On July 12, the International Monetary Fund lowered its 2022 and 2023 U.S. economic growth expectations to 2.3% and 1%, respectively, the second time since June this year that the IMF has lowered its U.S. economic growth expectations. In late June, the IMF lowered U.S. economic growth expectations for 2022 to 2.9% from the April estimate of 3.7%, and for 2023 growth forecast to 1.7% from the April estimate of 2.3%.

These highlight the deteriorating prospects for U.S. economic growth in the context of the Fed’s interest rate hikes in response to high inflation. The International Monetary Fund said the United States will be difficult to avoid recession. According to a poll released on the 11th, 70% of Americans believe a recession is imminent and 59% believe it will happen in the next six months. Another U.S. media reports, through a well-known economic model shows that the U.S. recession may have already begun, the U.S. economic performance in the first two quarters of this year has met the definition of recession in the general sense. According to the U.S. Department of Labor, the U.S. Consumer Price Index (CPI) has remained high so far this year, with year-over-year growth of more than 7% for six consecutive months.

Meanwhile, the data show that in January this year, the U.S. CPI was up by 7.5% year-on-year, a record high in 40 years; in February, the U.S. CPI rose by 7.9% year-on-year, again setting a new record; in March, the U.S. CPI continued to move higher, up by 8.5% year-on-year, the first time in decades more than 8%; in April and May, the U.S. CPI rose by more than 8% year-on-year, of which the CPI rose again in May A record, rising to 8.6%; in June, the U.S. CPI rose 9.1% year-on-year, up more than 9% for the first time.

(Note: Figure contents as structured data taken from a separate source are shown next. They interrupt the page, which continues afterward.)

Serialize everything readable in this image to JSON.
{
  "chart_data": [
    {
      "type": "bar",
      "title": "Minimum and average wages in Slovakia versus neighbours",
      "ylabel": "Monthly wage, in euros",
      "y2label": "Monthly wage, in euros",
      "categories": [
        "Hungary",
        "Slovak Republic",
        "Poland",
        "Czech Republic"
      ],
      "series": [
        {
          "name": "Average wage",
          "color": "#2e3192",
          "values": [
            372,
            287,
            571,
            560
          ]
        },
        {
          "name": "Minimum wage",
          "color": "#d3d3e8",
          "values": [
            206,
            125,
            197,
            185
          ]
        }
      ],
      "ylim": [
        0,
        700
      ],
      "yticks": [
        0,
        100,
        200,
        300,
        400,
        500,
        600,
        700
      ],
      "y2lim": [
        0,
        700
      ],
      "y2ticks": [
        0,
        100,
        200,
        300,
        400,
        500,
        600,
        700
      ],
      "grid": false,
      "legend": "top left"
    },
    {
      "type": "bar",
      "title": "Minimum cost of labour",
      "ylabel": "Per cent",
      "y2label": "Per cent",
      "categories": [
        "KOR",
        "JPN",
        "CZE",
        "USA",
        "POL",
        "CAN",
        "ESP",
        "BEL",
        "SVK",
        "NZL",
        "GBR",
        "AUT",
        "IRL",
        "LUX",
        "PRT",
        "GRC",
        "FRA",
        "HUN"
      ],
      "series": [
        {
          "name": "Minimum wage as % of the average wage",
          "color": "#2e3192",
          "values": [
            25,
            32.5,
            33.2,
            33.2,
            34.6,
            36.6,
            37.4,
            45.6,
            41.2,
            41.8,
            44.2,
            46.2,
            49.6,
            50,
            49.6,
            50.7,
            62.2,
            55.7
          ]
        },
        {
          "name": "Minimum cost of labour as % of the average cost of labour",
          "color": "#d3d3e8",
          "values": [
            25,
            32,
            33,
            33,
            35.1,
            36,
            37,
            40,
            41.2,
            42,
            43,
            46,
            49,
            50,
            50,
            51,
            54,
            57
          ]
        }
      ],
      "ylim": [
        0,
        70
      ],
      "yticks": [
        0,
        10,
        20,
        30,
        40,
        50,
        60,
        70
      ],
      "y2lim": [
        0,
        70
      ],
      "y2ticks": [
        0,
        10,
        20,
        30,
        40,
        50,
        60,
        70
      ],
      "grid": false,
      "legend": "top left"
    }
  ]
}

Why is U.S. inflation struggling to ease?

The protectionist policies adopted by the U.S. government have long exposed U.S. businesses and consumers to higher costs of imported goods, while in response to the impact of the Newcastle pneumonia epidemic, the U.S. government simultaneously launched a large-scale fiscal policy and ultra-loose monetary policy, resulting in an overheated economy and imbalance between supply and demand after the epidemic has subsided, with corporate production recovery failing to keep pace with consumer rebound. At the same time, the U.S. labor market is undersupplied, and there is a huge difference between vacant jobs and available labor. While companies are raising employee salaries, housing costs, which are highly weighted in overall inflation, are increasing. These factors have contributed to the high level of inflation in the United States.

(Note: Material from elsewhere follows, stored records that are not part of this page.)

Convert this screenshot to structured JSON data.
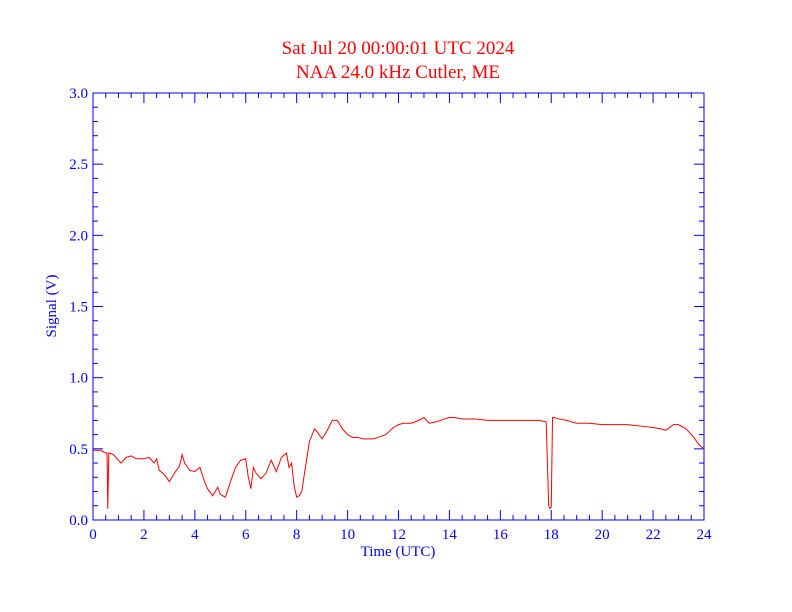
{
  "chart_data": {
    "type": "line",
    "title": "Sat Jul 20 00:00:01 UTC 2024",
    "subtitle": "NAA 24.0 kHz Cutler, ME",
    "xlabel": "Time (UTC)",
    "ylabel": "Signal (V)",
    "xlim": [
      0,
      24
    ],
    "ylim": [
      0,
      3.0
    ],
    "xticks": [
      0,
      2,
      4,
      6,
      8,
      10,
      12,
      14,
      16,
      18,
      20,
      22,
      24
    ],
    "xtick_labels": [
      "0",
      "2",
      "4",
      "6",
      "8",
      "10",
      "12",
      "14",
      "16",
      "18",
      "20",
      "22",
      "24"
    ],
    "yticks": [
      0,
      0.5,
      1.0,
      1.5,
      2.0,
      2.5,
      3.0
    ],
    "ytick_labels": [
      "0.0",
      "0.5",
      "1.0",
      "1.5",
      "2.0",
      "2.5",
      "3.0"
    ],
    "grid": false,
    "colors": {
      "title": "#ff0000",
      "axes": "#0000ff",
      "series": "#ff0000"
    },
    "series": [
      {
        "x": [
          0,
          0.3,
          0.5,
          0.55,
          0.58,
          0.62,
          0.8,
          1.0,
          1.1,
          1.3,
          1.5,
          1.7,
          2.0,
          2.2,
          2.4,
          2.5,
          2.6,
          2.8,
          3.0,
          3.2,
          3.4,
          3.5,
          3.6,
          3.8,
          4.0,
          4.2,
          4.4,
          4.5,
          4.7,
          4.9,
          5.0,
          5.2,
          5.4,
          5.6,
          5.8,
          6.0,
          6.1,
          6.2,
          6.3,
          6.4,
          6.6,
          6.8,
          7.0,
          7.2,
          7.4,
          7.6,
          7.7,
          7.8,
          7.9,
          8.0,
          8.1,
          8.2,
          8.3,
          8.5,
          8.7,
          8.8,
          9.0,
          9.2,
          9.4,
          9.6,
          9.8,
          10.0,
          10.2,
          10.4,
          10.6,
          10.8,
          11.0,
          11.2,
          11.5,
          11.8,
          12.0,
          12.2,
          12.5,
          12.8,
          13.0,
          13.2,
          13.5,
          13.8,
          14.0,
          14.2,
          14.5,
          15.0,
          15.5,
          16.0,
          16.5,
          17.0,
          17.5,
          17.8,
          17.9,
          17.95,
          18.0,
          18.05,
          18.1,
          18.3,
          18.6,
          19.0,
          19.5,
          20.0,
          20.5,
          21.0,
          21.5,
          22.0,
          22.3,
          22.5,
          22.8,
          23.0,
          23.3,
          23.6,
          23.8,
          24.0
        ],
        "y": [
          0.49,
          0.49,
          0.47,
          0.47,
          0.08,
          0.47,
          0.46,
          0.42,
          0.4,
          0.44,
          0.45,
          0.43,
          0.43,
          0.44,
          0.4,
          0.43,
          0.35,
          0.32,
          0.27,
          0.33,
          0.38,
          0.46,
          0.4,
          0.35,
          0.34,
          0.37,
          0.26,
          0.22,
          0.17,
          0.23,
          0.18,
          0.16,
          0.27,
          0.37,
          0.42,
          0.43,
          0.3,
          0.22,
          0.37,
          0.33,
          0.29,
          0.33,
          0.42,
          0.34,
          0.44,
          0.47,
          0.37,
          0.4,
          0.24,
          0.16,
          0.17,
          0.2,
          0.32,
          0.55,
          0.64,
          0.62,
          0.57,
          0.63,
          0.7,
          0.7,
          0.64,
          0.6,
          0.58,
          0.58,
          0.57,
          0.57,
          0.57,
          0.58,
          0.6,
          0.65,
          0.67,
          0.68,
          0.68,
          0.7,
          0.72,
          0.68,
          0.69,
          0.71,
          0.72,
          0.72,
          0.71,
          0.71,
          0.7,
          0.7,
          0.7,
          0.7,
          0.7,
          0.69,
          0.1,
          0.08,
          0.09,
          0.72,
          0.72,
          0.71,
          0.7,
          0.68,
          0.68,
          0.67,
          0.67,
          0.67,
          0.66,
          0.65,
          0.64,
          0.63,
          0.67,
          0.67,
          0.64,
          0.58,
          0.53,
          0.5
        ]
      }
    ]
  }
}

Former U.S. Treasury Secretary Larry Summers said: Previously, in response to the impact of the epidemic, the Federal Reserve lowered interest rates to near zero, and a “demand wave” hit U.S. society, with people’s suppressed demand being released during the epidemic, and a large outflow of deposits in banks, as well as large-scale fiscal policy and economic stimulus packages were adopted. I think these policies led to excessive demand on the one hand, but on the other hand, the labor market was undersupplied and the economy was overheated, so the inflation rate continued to rise and remained high.

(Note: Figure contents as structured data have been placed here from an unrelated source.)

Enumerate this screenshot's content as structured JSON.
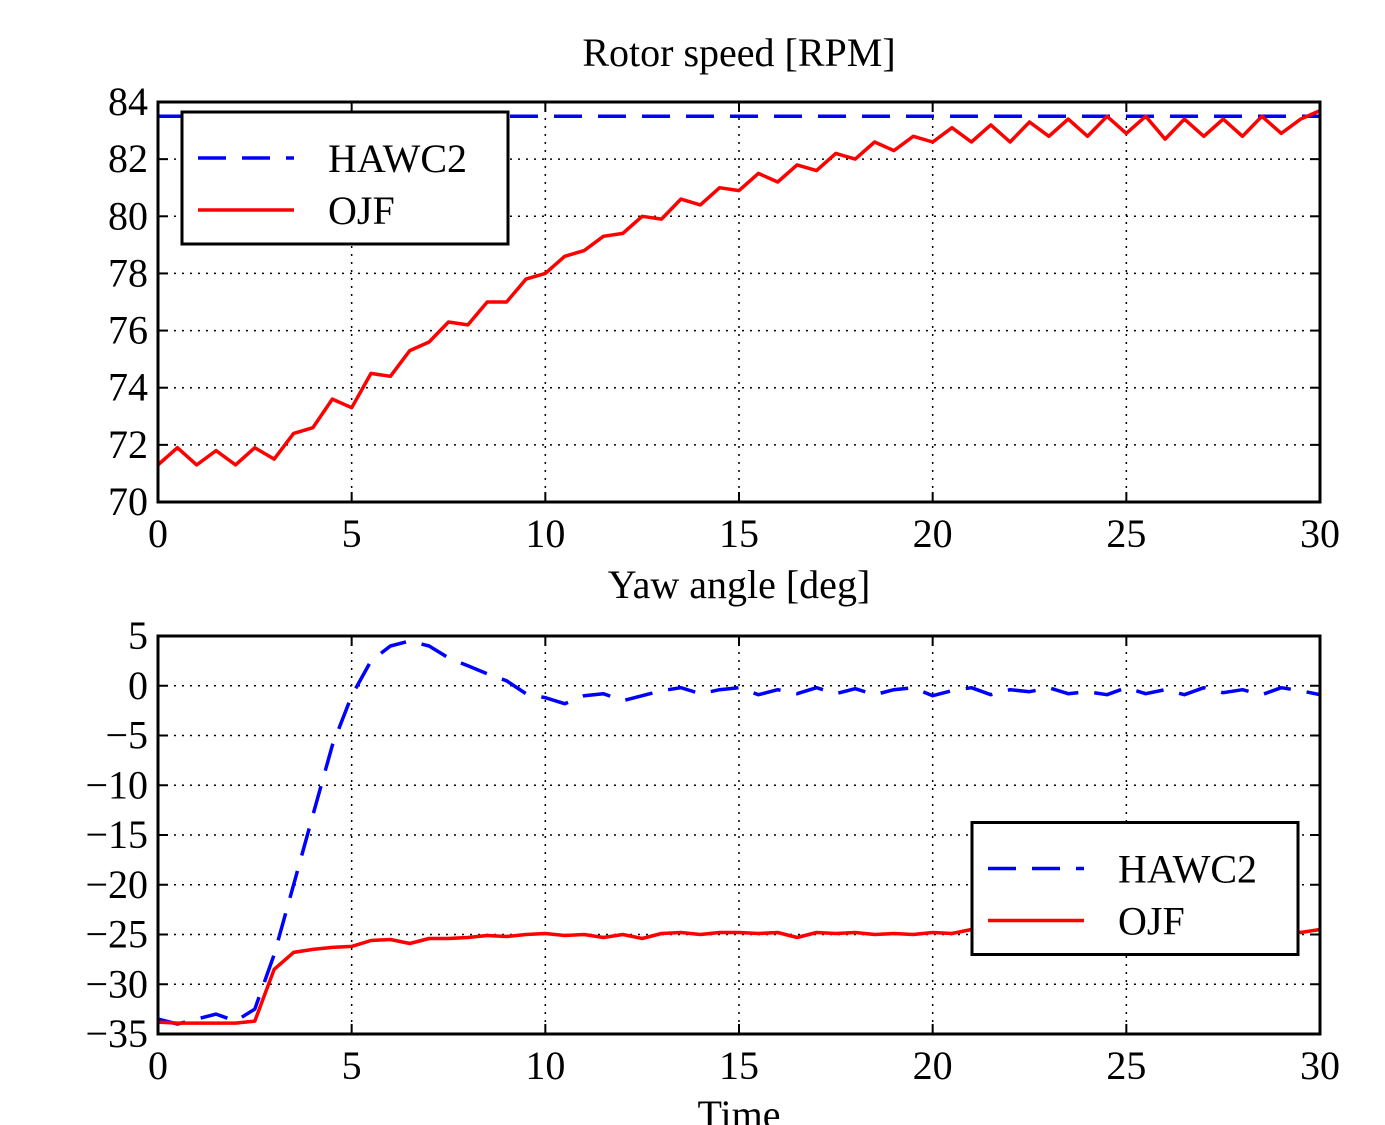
{
  "chart_data": [
    {
      "type": "line",
      "title": "Rotor speed [RPM]",
      "x": [
        0,
        0.5,
        1,
        1.5,
        2,
        2.5,
        3,
        3.5,
        4,
        4.5,
        5,
        5.5,
        6,
        6.5,
        7,
        7.5,
        8,
        8.5,
        9,
        9.5,
        10,
        10.5,
        11,
        11.5,
        12,
        12.5,
        13,
        13.5,
        14,
        14.5,
        15,
        15.5,
        16,
        16.5,
        17,
        17.5,
        18,
        18.5,
        19,
        19.5,
        20,
        20.5,
        21,
        21.5,
        22,
        22.5,
        23,
        23.5,
        24,
        24.5,
        25,
        25.5,
        26,
        26.5,
        27,
        27.5,
        28,
        28.5,
        29,
        29.5,
        30
      ],
      "series": [
        {
          "name": "HAWC2",
          "color": "#0000ff",
          "dashed": true,
          "values": [
            83.5,
            83.5,
            83.5,
            83.5,
            83.5,
            83.5,
            83.5,
            83.5,
            83.5,
            83.5,
            83.5,
            83.5,
            83.5,
            83.5,
            83.5,
            83.5,
            83.5,
            83.5,
            83.5,
            83.5,
            83.5,
            83.5,
            83.5,
            83.5,
            83.5,
            83.5,
            83.5,
            83.5,
            83.5,
            83.5,
            83.5,
            83.5,
            83.5,
            83.5,
            83.5,
            83.5,
            83.5,
            83.5,
            83.5,
            83.5,
            83.5,
            83.5,
            83.5,
            83.5,
            83.5,
            83.5,
            83.5,
            83.5,
            83.5,
            83.5,
            83.5,
            83.5,
            83.5,
            83.5,
            83.5,
            83.5,
            83.5,
            83.5,
            83.5,
            83.5,
            83.5
          ]
        },
        {
          "name": "OJF",
          "color": "#ff0000",
          "dashed": false,
          "values": [
            71.3,
            71.9,
            71.3,
            71.8,
            71.3,
            71.9,
            71.5,
            72.4,
            72.6,
            73.6,
            73.3,
            74.5,
            74.4,
            75.3,
            75.6,
            76.3,
            76.2,
            77.0,
            77.0,
            77.8,
            78.0,
            78.6,
            78.8,
            79.3,
            79.4,
            80.0,
            79.9,
            80.6,
            80.4,
            81.0,
            80.9,
            81.5,
            81.2,
            81.8,
            81.6,
            82.2,
            82.0,
            82.6,
            82.3,
            82.8,
            82.6,
            83.1,
            82.6,
            83.2,
            82.6,
            83.3,
            82.8,
            83.4,
            82.8,
            83.5,
            82.9,
            83.5,
            82.7,
            83.4,
            82.8,
            83.4,
            82.8,
            83.5,
            82.9,
            83.4,
            83.7
          ]
        }
      ],
      "xlim": [
        0,
        30
      ],
      "xticks": [
        0,
        5,
        10,
        15,
        20,
        25,
        30
      ],
      "ylim": [
        70,
        84
      ],
      "yticks": [
        70,
        72,
        74,
        76,
        78,
        80,
        82,
        84
      ],
      "grid": true,
      "legend": "upper left"
    },
    {
      "type": "line",
      "title": "Yaw angle [deg]",
      "xlabel": "Time",
      "x": [
        0,
        0.5,
        1,
        1.5,
        2,
        2.5,
        3,
        3.5,
        4,
        4.5,
        5,
        5.5,
        6,
        6.5,
        7,
        7.5,
        8,
        8.5,
        9,
        9.5,
        10,
        10.5,
        11,
        11.5,
        12,
        12.5,
        13,
        13.5,
        14,
        14.5,
        15,
        15.5,
        16,
        16.5,
        17,
        17.5,
        18,
        18.5,
        19,
        19.5,
        20,
        20.5,
        21,
        21.5,
        22,
        22.5,
        23,
        23.5,
        24,
        24.5,
        25,
        25.5,
        26,
        26.5,
        27,
        27.5,
        28,
        28.5,
        29,
        29.5,
        30
      ],
      "series": [
        {
          "name": "HAWC2",
          "color": "#0000ff",
          "dashed": true,
          "values": [
            -33.5,
            -34,
            -33.5,
            -33,
            -33.7,
            -32.5,
            -27,
            -20,
            -13,
            -6,
            -1,
            2.5,
            4,
            4.5,
            4,
            2.8,
            2,
            1.2,
            0.5,
            -0.8,
            -1.2,
            -1.8,
            -1,
            -0.8,
            -1.5,
            -1,
            -0.5,
            -0.2,
            -0.8,
            -0.4,
            -0.2,
            -0.9,
            -0.4,
            -0.8,
            -0.2,
            -0.8,
            -0.3,
            -0.9,
            -0.4,
            -0.2,
            -1,
            -0.5,
            -0.2,
            -0.9,
            -0.4,
            -0.6,
            -0.2,
            -0.8,
            -0.6,
            -0.9,
            -0.2,
            -0.8,
            -0.4,
            -0.9,
            -0.2,
            -0.7,
            -0.4,
            -0.9,
            -0.2,
            -0.5,
            -0.9
          ]
        },
        {
          "name": "OJF",
          "color": "#ff0000",
          "dashed": false,
          "values": [
            -33.8,
            -33.9,
            -33.9,
            -33.9,
            -33.9,
            -33.7,
            -28.5,
            -26.8,
            -26.5,
            -26.3,
            -26.2,
            -25.6,
            -25.5,
            -25.9,
            -25.4,
            -25.4,
            -25.3,
            -25.1,
            -25.2,
            -25.0,
            -24.9,
            -25.1,
            -25.0,
            -25.3,
            -25.0,
            -25.4,
            -24.9,
            -24.8,
            -25.0,
            -24.8,
            -24.8,
            -24.9,
            -24.8,
            -25.3,
            -24.8,
            -24.9,
            -24.8,
            -25.0,
            -24.9,
            -25.0,
            -24.8,
            -24.9,
            -24.5,
            -24.9,
            -24.7,
            -25.2,
            -24.8,
            -24.8,
            -25.0,
            -24.7,
            -24.8,
            -24.9,
            -24.8,
            -24.7,
            -24.9,
            -24.8,
            -24.7,
            -24.9,
            -24.4,
            -24.8,
            -24.5
          ]
        }
      ],
      "xlim": [
        0,
        30
      ],
      "xticks": [
        0,
        5,
        10,
        15,
        20,
        25,
        30
      ],
      "ylim": [
        -35,
        5
      ],
      "yticks": [
        {
          "value": -35,
          "label": "−35"
        },
        {
          "value": -30,
          "label": "−30"
        },
        {
          "value": -25,
          "label": "−25"
        },
        {
          "value": -20,
          "label": "−20"
        },
        {
          "value": -15,
          "label": "−15"
        },
        {
          "value": -10,
          "label": "−10"
        },
        {
          "value": -5,
          "label": "−5"
        },
        0,
        5
      ],
      "grid": true,
      "legend": "center right"
    }
  ]
}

In addition, the U.S. government instigated the Russia-Ukraine conflict and the indiscriminate application of sanctions, leading to a surge in global crude oil and other commodity prices, fueling domestic inflation in the United States. U.S. Treasury Secretary Yellen has said frankly that the increased sanctions against Russia have produced side effects, sanctions on rising food and energy prices in the United States “huge impact”.

In response to high inflation, the Federal Reserve announced a 75 basis point interest rate hike in June, the largest since 1994. However, many experts doubt whether the rate hike can fundamentally solve the inflation problem in the US. Because the reasons behind the current U.S. inflation include not only the U.S. monetary increase, but also involve the global supply chain problems, global commodity supply disruption problems, etc. If the U.S. monetary policy does not operate properly, it is likely that the U.S. economy will fall into recession.